Они выглядели хуже всех, жалко было глядеть на этих толстяков, оборванных, разукрашенных синяками, с опаленными бородами и расцарапанными лицами.
— Ну-ка, отвечайте, любезные, — начал герцог ласково, но, впрочем, вскоре перешел на рев, — кто из вас придумал эту забаву? Говорите, мерзавцы, не то прикажу держать вас в оковах, пока не почернеете, а потом повешу! Отвечай! — Он показал тонкой, изукрашенной золотом тросточкой на самого толстого повара.
Вздыхая и всхлипывая, как мальчишка, застигнутый на чужой груше, толстяк поведал, с чего, собственно, началась всеобщая свалка. Посередине повествования он замолк и вытаращил глаза, будто увидел привидение.
— Да вот же он, этот малец со своим псом! — воскликнул повар, показывая на Вита, который все это время стоял неподалеку, с любопытством наблюдая за происходящим.
Мальчик не знал за собой никакой вины.
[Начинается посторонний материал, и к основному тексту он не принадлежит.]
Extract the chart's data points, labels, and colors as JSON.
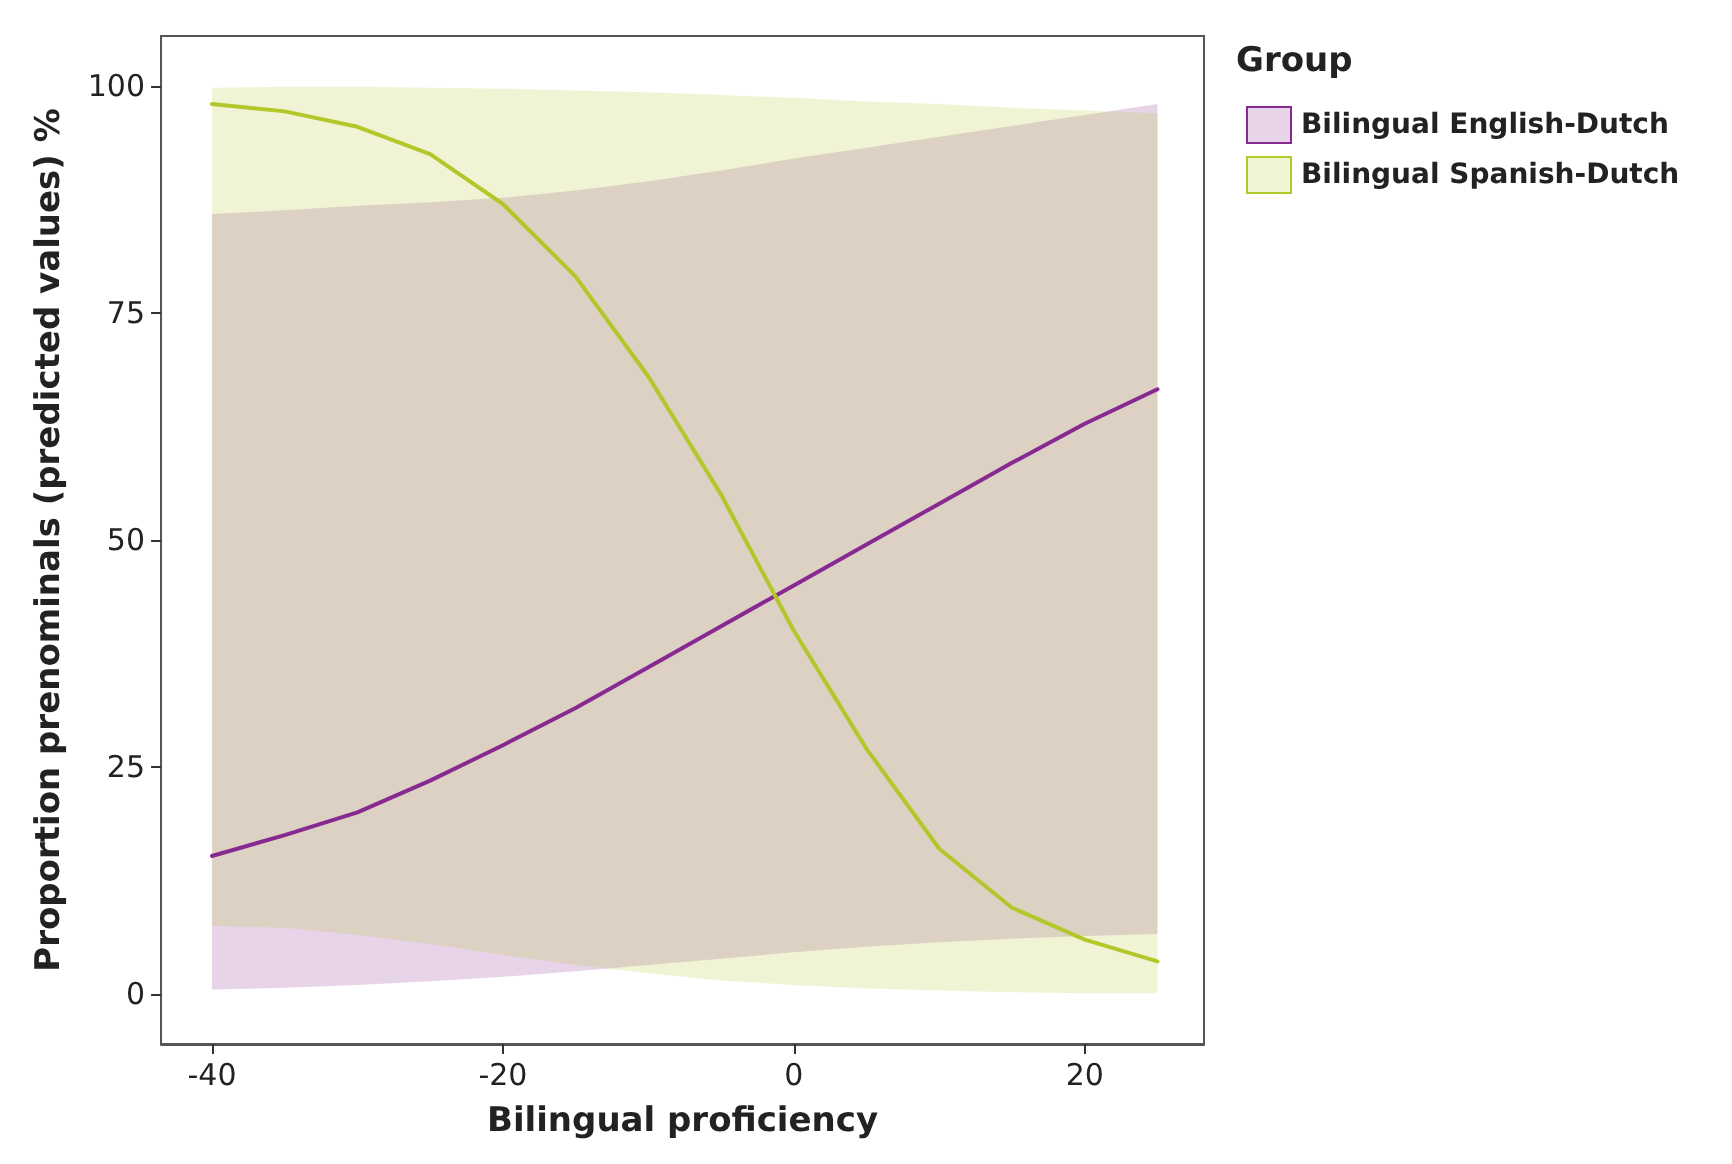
{
  "chart_data": {
    "type": "line",
    "xlabel": "Bilingual proficiency",
    "ylabel": "Proportion prenominals (predicted values) %",
    "legend_title": "Group",
    "legend": "top right",
    "grid": false,
    "x": [
      -40,
      -35,
      -30,
      -25,
      -20,
      -15,
      -10,
      -5,
      0,
      5,
      10,
      15,
      20,
      25
    ],
    "xlim": [
      -43.5,
      28.2
    ],
    "xticks": [
      -40,
      -20,
      0,
      20
    ],
    "ylim": [
      -5.5,
      105.5
    ],
    "yticks": [
      0,
      25,
      50,
      75,
      100
    ],
    "series": [
      {
        "name": "Bilingual English-Dutch",
        "color": "#862a92",
        "values": [
          15.2,
          17.5,
          20,
          23.5,
          27.4,
          31.5,
          36,
          40.5,
          45,
          49.5,
          54,
          58.5,
          62.8,
          66.6
        ],
        "lower": [
          0.5,
          0.7,
          1,
          1.4,
          1.9,
          2.5,
          3.2,
          3.9,
          4.6,
          5.2,
          5.7,
          6.1,
          6.4,
          6.6
        ],
        "upper": [
          85.9,
          86.3,
          86.8,
          87.2,
          87.7,
          88.5,
          89.5,
          90.7,
          92,
          93.2,
          94.4,
          95.6,
          96.8,
          98
        ]
      },
      {
        "name": "Bilingual Spanish-Dutch",
        "color": "#b3c72b",
        "values": [
          98,
          97.2,
          95.5,
          92.5,
          87,
          79,
          68,
          55,
          40,
          27,
          16,
          9.5,
          6,
          3.6
        ],
        "lower": [
          7.5,
          7.3,
          6.5,
          5.5,
          4.3,
          3.2,
          2.3,
          1.5,
          1,
          0.6,
          0.4,
          0.2,
          0.1,
          0.1
        ],
        "upper": [
          99.8,
          99.9,
          99.9,
          99.8,
          99.7,
          99.5,
          99.3,
          99,
          98.7,
          98.3,
          98,
          97.6,
          97.3,
          97
        ]
      }
    ]
  }
}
У ног его сидел Лохмуш, который вернулся, как только кончилась драка.
— Это он во всем виноват, — орал повар, — не будь его и того лохматого чудовища, ничего бы не случилось!
Повернувшись к мальчику, герцог указал тростью на место перед собой:
— Подойди сюда.
Вит приблизился. Он не испытывал никакого страха. Лохмуш, разумеется, плелся следом.
Вит впервые видел герцога так близко. До этого мальчик лицезрел своего повелителя только однажды, когда тот ехал по городу, величественный, в пышных одеяниях, на прекрасном вороном коне, окруженный телохранителями, никогда не оставлявшими его. Вит был потрясен этим зрелищем, как и все остальные мальчишки в городе, и мечтал быть на месте герцога. Однако сейчас, когда он стоял от владыки в трех шагах, а тот не сидел на коне, Виту показалось, что в герцоге нет ровно ничего величественного и ничего, внушающего страх. Собственно говоря, Виту этот человек был противен — так смешон был он в своей широкополой шляпе со страусиными перьями, которую, похоже, даже не сумел как следует надеть.